Modern Distributed Messaging and RPC

LIGHTWEIGHT MESSAGING AND
RPC IN DISTRIBUTED SYSTEMS
Max A. Alexejev
11.10.2012

Messaging System
Message (not packet/byte/…) as a minimal
transmission unit.
The whole system unifies
• Underlying protocol (TCP, UDP)
• UNICAST or MULTICAST
• Data format (message types & structure)
Tied with
• Serialization format (text or binary)

Typical peer-to-peer messaging
Producer
[host, port]
Consumer
[host, port]

Typical broker-based messaging
Producer
[bhost, bport]
Broker Consumer
[bhost, bport]
• Broker is an indirection layer between
producer and consumer.
• Producer PUSHes messages to broker.
• Consumer PULLs messages from broker.

The trick is…
Producer
[bhost, bport]
Broker Consumer
[bhost, bport]
• Producers and consumers are logical units.
• Both P and C may be launched in multiple
instances.
• p2p and pubsub terms are expressed in terms of
these logical (!) units.
• Even broker may be distributed or replicated
entity.

Generic SOA picture
S1
S2
S3
S4
S5
S6

In a generic case
• A service may be both a consumer for many
producers and a producer to many
consumers

Characteristics and Features
• Topology (1-1, 1-N, N-N)
• Retries
• Service discovery
• Guaranteed delivery (in case yes – at-least-once or exactly-once)
• Ordering
• Acknowledge
• Disconnect detection
• Transactions support (can participate in distributed transactions)
• Persistence
• Portability (one or many languages and platforms)
• Distributed or not
• Highly available or not
• Type (p2p or broker-based)
• Load balancing strategy for consumers
• Client backoff strategy for producers
• Tracing support
• Library or standalone software

Main classes
• ESBs (Enterprise service buses)
– Slow, but most feature-rich. MuleESB, JbossESB,
Apache Camel, many commercial.
• JMS implementations
– ActiveMQ, JBOSS Messaging, Glassfish, etc.
• AMQP implementations
– RabbitMQ, Qpid, HornetQ, etc.
• Lightweight modern stuff - unstandardized
– ZeroMQ, Finagle, Kafka, Beanstalkd, etc.

Messaging Performance
As usual, its about throughput and latency…
Major throughput factors:
– Network hardware used
– UNICAST vs MULTICAST (for fan-out)
Major latency factors:
– Persistence (batched or single-message persistence
involves sequential or random disk writes)
– Transactions
– Broker replication
– Delivery guarantees (at-least-once & exactly-once)

Guaranteed delivery
Involves additional logic both on Producer,
Consumer and Broker (if any)!
This is at-least-once delivery:
• Producer needs to get ack’ed by Broker
• Consumer needs to track high-watermark of
messages received from Broker
Exact-once delivery requires more work and even
more expensive. Typically implemented as 2-phase
commit.

Ordering (distributed broker scenario)
• Producers receive messages in any order.
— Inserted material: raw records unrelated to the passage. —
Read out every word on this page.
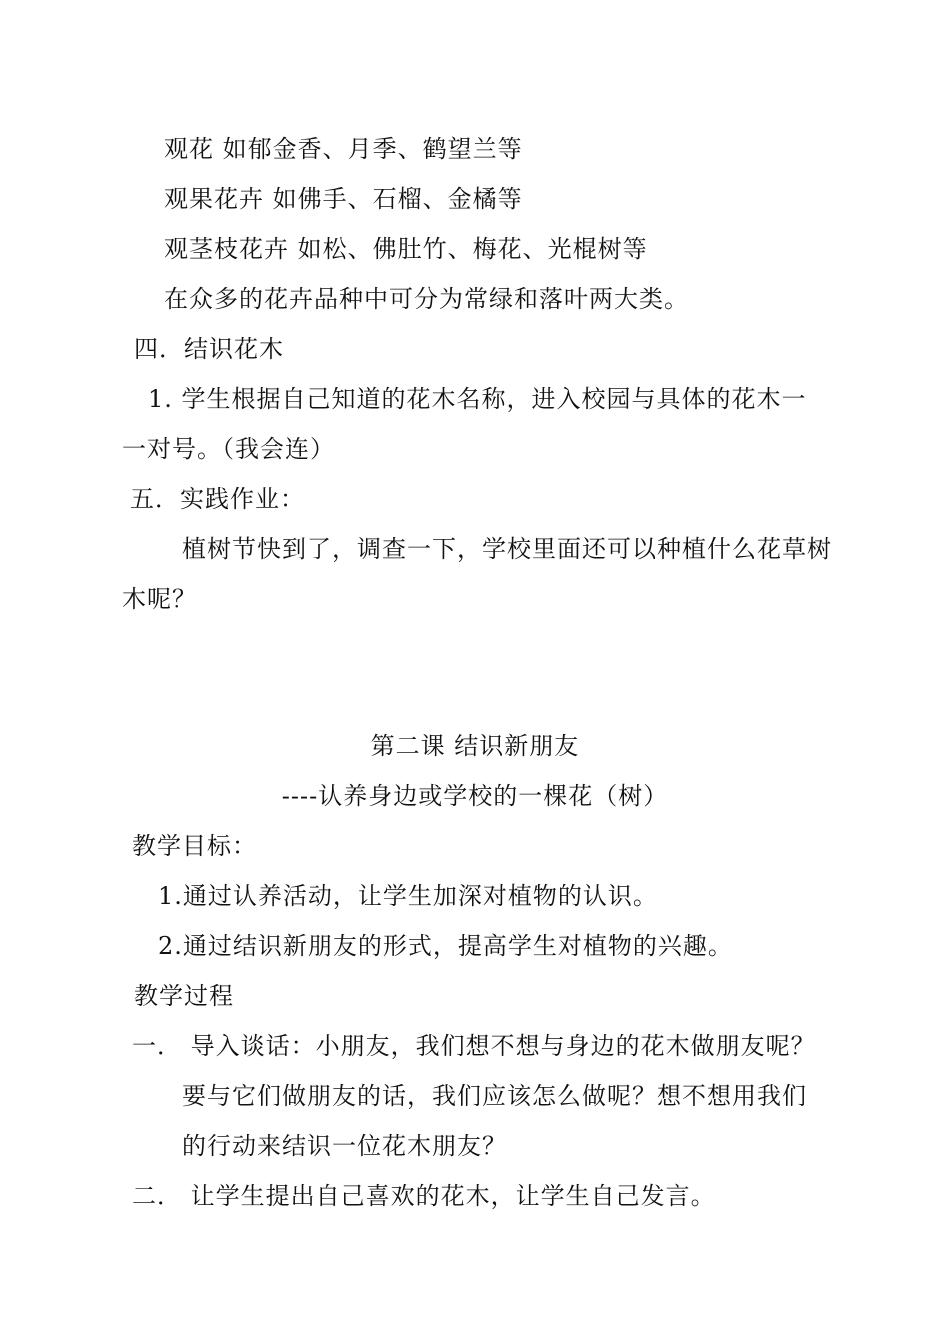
观花 如郁金香、月季、鹤望兰等
观果花卉 如佛手、石榴、金橘等
观茎枝花卉 如松、佛肚竹、梅花、光棍树等
在众多的花卉品种中可分为常绿和落叶两大类。
四．结识花木
1. 学生根据自己知道的花木名称，进入校园与具体的花木一
一对号。（我会连）
五．实践作业：
植树节快到了，调查一下，学校里面还可以种植什么花草树
木呢？
第二课 结识新朋友
----认养身边或学校的一棵花（树）
教学目标：
1.通过认养活动，让学生加深对植物的认识。
2.通过结识新朋友的形式，提高学生对植物的兴趣。
教学过程
一． 导入谈话：小朋友，我们想不想与身边的花木做朋友呢？
要与它们做朋友的话，我们应该怎么做呢？想不想用我们
的行动来结识一位花木朋友？
二． 让学生提出自己喜欢的花木，让学生自己发言。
Very cheap.
No Ordering
• Messages are ordered within single data partition. Such
as: stock symbol, account number, etc. Possible to create
well-performing implementation of distributed broker.
Partitioned Ordering
• All incoming messages are fairly ordered. Scalability and
performance is limited.
Global (fair) ordering

Remote procedure calls
Inherently builds on top of some messaging.
Method call as a minimal unit (3 states: may
succeed returning optional value, throw exception,
or time out).
Adds some RPC-specific characteristics & features:
• Sync or async
• Distributed stack traces for exceptions
• Interfaces and structs declaration (possibly, via
some DSL) – often come with serialization library
• May support schema evolution

Serialization libraries
Currently, there are 4 clear winners:
1. Google Protocol buffers (with ProtoStuff)
2. Apache Thrift
3. Avro
4. MessagePack
All provide DSLs and schema evolution.
Difference is in wire format and DSL compiler
form (program in C, in Java, or does not require
compilation).

Messaging vs RPC
Messaging
• In Broker-enabled case:
Producers are decoupled
from Consumers. Just
push message and don’t
care who pulls it.
• Natively matches
messages to events in
event-sourcing
architectures.
RPC
• Need to know destination
(i.e., service A must know
service B and call
signature).
Messaging and RPC dictate different programming
models. RPC requires higher coupling between
interacting services.

Today’s Overview
• Broker[less] peer-to-peer messaging
ZeroMQ
• Broker-enabled persistent distributed
pubsub
Apache Kafka
• Multi-paradigm and feature-rich RPC in Scala
Twitter Finagle

ZeroMQ
“It's sockets on steroids. It's like mailboxes with
routing. It's fast!
Things just become simpler. Complexity goes
away. It opens the mind. Others try to explain
by comparison. It's smaller, simpler, but still
looks familiar.”
@ ZeroMQ 2.2 Guide

ZeroMQ - features
• Topology – all, very flexible.
• Retries – no.
• Service discovery – no.
• Guaranteed delivery – no.
• Acknowledge – no.
• Disconnect detection – no.
• Transactions support (can participate in distributed transactions) – no.
• Persistence – kind of.
• Portability (one or many languages and platforms) – yes, there are many bindings. However,
library itself is written in C, so there’s only one “native” binding.
• Distributed – yes.
• Highly available or not – no.
• Type (p2p or broker-based) – mostly p2p. In case of N-N topology, a broker needed in form of
ZMQ “Device” with ROUTER/DEALER type sockets.
• Load balancing strategy for consumers – yes (???).
• Client backoff strategy for producers – no.
• Tracing support – no.
• Library or standalone software – platform-native library + language bindings.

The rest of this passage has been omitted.